“Bunak erkek ve kadınlardan bahsediyorum,” dedi rahip yardımcısı çabucak. “Yersiz yurtsuz, yorgun insanlardan. Gün boyu Bogotá’nın dört bir yanında amaçsızca dolanan tiplerden. Dehlizlerde uyuyanlardan. Peder Almida’nın mesajlarını dinlemek istemiyorlar. Yine de ara sıra onlara bütün bu mesajları okuyorum. Sadece öğle yemeği yemek istiyorlar, hepsi bu. Ve uyumak. Hiçbir şeyle ilgilenmiyorlar. Yalnızca tabaklarının peşindeler.”
Muhtaçlara her gün öğle yemeği hazırlayıp dağıtan bir kilise. Kilisenin önünde biriken kuyruklar. Herkes içeri doluşuyor. Kilisenin kamburu Tancredo kan ter içinde masadan masaya koşuyor. Birkaç gün sonra yaşanacaklardan habersiz.
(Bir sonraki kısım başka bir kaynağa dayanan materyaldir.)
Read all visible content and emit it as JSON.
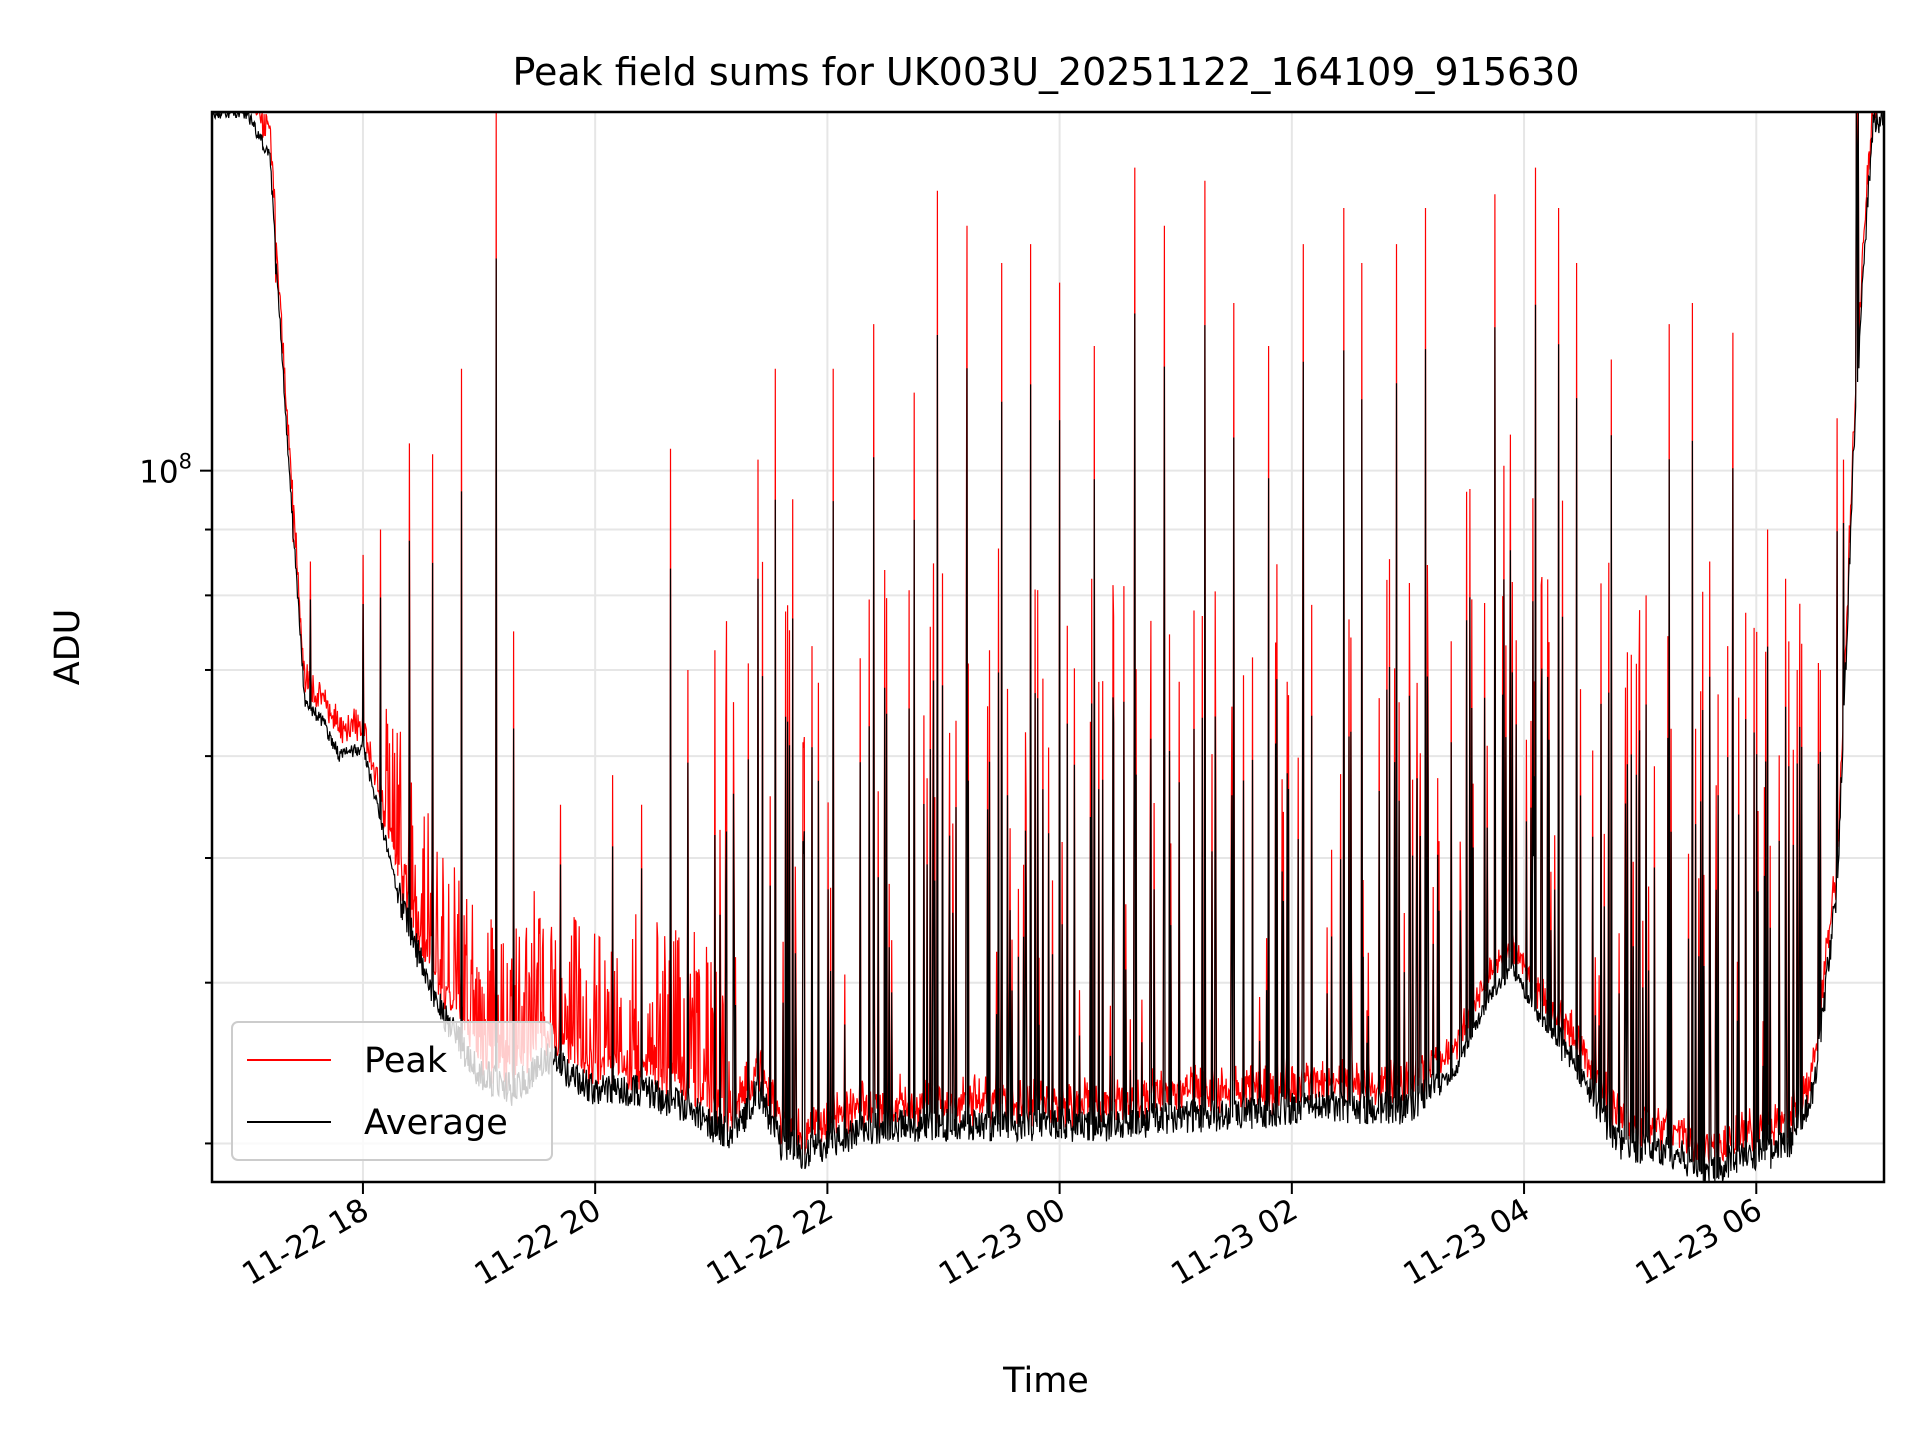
{
  "chart_data": {
    "type": "line",
    "title": "Peak field sums for UK003U_20251122_164109_915630",
    "xlabel": "Time",
    "ylabel": "ADU",
    "yscale": "log",
    "ylim": [
      28000000,
      190000000
    ],
    "y_major_tick_values": [
      100000000
    ],
    "y_major_tick_labels": [
      {
        "base": "10",
        "exp": "8"
      }
    ],
    "y_minor_tick_values": [
      30000000,
      40000000,
      50000000,
      60000000,
      70000000,
      80000000,
      90000000,
      200000000
    ],
    "xlim_hours": [
      16.7,
      31.1
    ],
    "x_tick_hours": [
      18,
      20,
      22,
      24,
      26,
      28,
      30
    ],
    "x_tick_labels": [
      "11-22 18",
      "11-22 20",
      "11-22 22",
      "11-23 00",
      "11-23 02",
      "11-23 04",
      "11-23 06"
    ],
    "grid": true,
    "legend": {
      "location": "lower-left",
      "entries": [
        "Peak",
        "Average"
      ]
    },
    "series": [
      {
        "name": "Peak",
        "color": "#ff0000"
      },
      {
        "name": "Average",
        "color": "#000000"
      }
    ],
    "baseline_hours": [
      16.7,
      17.0,
      17.2,
      17.35,
      17.5,
      17.65,
      17.8,
      18.0,
      18.3,
      18.6,
      19.0,
      19.3,
      19.6,
      20.0,
      20.4,
      20.8,
      21.0,
      21.2,
      21.4,
      21.6,
      21.8,
      22.0,
      22.5,
      23.0,
      23.5,
      24.0,
      24.5,
      25.0,
      25.5,
      26.0,
      26.5,
      27.0,
      27.4,
      27.7,
      27.9,
      28.1,
      28.3,
      28.5,
      28.8,
      29.0,
      29.3,
      29.6,
      29.9,
      30.1,
      30.3,
      30.5,
      30.7,
      30.85,
      31.0,
      31.1
    ],
    "baseline_average_adu": [
      190000000,
      190000000,
      175000000,
      105000000,
      66000000,
      64000000,
      60000000,
      61000000,
      47000000,
      39000000,
      34000000,
      33000000,
      35000000,
      33000000,
      33000000,
      32000000,
      31000000,
      30500000,
      33000000,
      30000000,
      29500000,
      30000000,
      31000000,
      31000000,
      31000000,
      31000000,
      31000000,
      31500000,
      31500000,
      32000000,
      32000000,
      32000000,
      34000000,
      39000000,
      41000000,
      38000000,
      36000000,
      34000000,
      30000000,
      29800000,
      29500000,
      28500000,
      29500000,
      29500000,
      30000000,
      33000000,
      48000000,
      110000000,
      185000000,
      190000000
    ],
    "peak_spikes": [
      {
        "hour": 17.25,
        "adu": 140000000
      },
      {
        "hour": 17.4,
        "adu": 88000000
      },
      {
        "hour": 17.55,
        "adu": 85000000
      },
      {
        "hour": 18.0,
        "adu": 86000000
      },
      {
        "hour": 18.15,
        "adu": 90000000
      },
      {
        "hour": 18.4,
        "adu": 105000000
      },
      {
        "hour": 18.6,
        "adu": 103000000
      },
      {
        "hour": 18.85,
        "adu": 120000000
      },
      {
        "hour": 19.15,
        "adu": 190000000
      },
      {
        "hour": 19.3,
        "adu": 75000000
      },
      {
        "hour": 19.7,
        "adu": 55000000
      },
      {
        "hour": 20.15,
        "adu": 58000000
      },
      {
        "hour": 20.4,
        "adu": 55000000
      },
      {
        "hour": 20.65,
        "adu": 104000000
      },
      {
        "hour": 20.8,
        "adu": 70000000
      },
      {
        "hour": 21.2,
        "adu": 48000000
      },
      {
        "hour": 21.4,
        "adu": 102000000
      },
      {
        "hour": 21.55,
        "adu": 120000000
      },
      {
        "hour": 21.7,
        "adu": 95000000
      },
      {
        "hour": 22.05,
        "adu": 120000000
      },
      {
        "hour": 22.4,
        "adu": 130000000
      },
      {
        "hour": 22.75,
        "adu": 115000000
      },
      {
        "hour": 22.95,
        "adu": 165000000
      },
      {
        "hour": 23.2,
        "adu": 155000000
      },
      {
        "hour": 23.5,
        "adu": 145000000
      },
      {
        "hour": 23.75,
        "adu": 150000000
      },
      {
        "hour": 24.0,
        "adu": 140000000
      },
      {
        "hour": 24.3,
        "adu": 125000000
      },
      {
        "hour": 24.65,
        "adu": 172000000
      },
      {
        "hour": 24.9,
        "adu": 155000000
      },
      {
        "hour": 25.25,
        "adu": 168000000
      },
      {
        "hour": 25.5,
        "adu": 135000000
      },
      {
        "hour": 25.8,
        "adu": 125000000
      },
      {
        "hour": 26.1,
        "adu": 150000000
      },
      {
        "hour": 26.45,
        "adu": 160000000
      },
      {
        "hour": 26.6,
        "adu": 145000000
      },
      {
        "hour": 26.9,
        "adu": 150000000
      },
      {
        "hour": 27.15,
        "adu": 160000000
      },
      {
        "hour": 27.75,
        "adu": 164000000
      },
      {
        "hour": 28.1,
        "adu": 172000000
      },
      {
        "hour": 28.3,
        "adu": 160000000
      },
      {
        "hour": 28.45,
        "adu": 145000000
      },
      {
        "hour": 28.75,
        "adu": 122000000
      },
      {
        "hour": 29.05,
        "adu": 80000000
      },
      {
        "hour": 29.25,
        "adu": 130000000
      },
      {
        "hour": 29.45,
        "adu": 135000000
      },
      {
        "hour": 29.6,
        "adu": 85000000
      },
      {
        "hour": 29.8,
        "adu": 128000000
      },
      {
        "hour": 30.1,
        "adu": 90000000
      },
      {
        "hour": 30.35,
        "adu": 70000000
      },
      {
        "hour": 30.55,
        "adu": 70000000
      },
      {
        "hour": 30.75,
        "adu": 102000000
      }
    ]
  }
}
Pederin acilen kiliseden ayrılması gerekince pazar ayinini ilk kez başka bir peder yapacak ve kilise birer birer fısıldayacak sırlarını.
Kolombiyalı yazar Evelio Rosero, Öğle Yemekleri’nde sadece kutsalı kutsallaştıranı değil, kutsalın kendisini de günah çıkarmaya davet ediyor.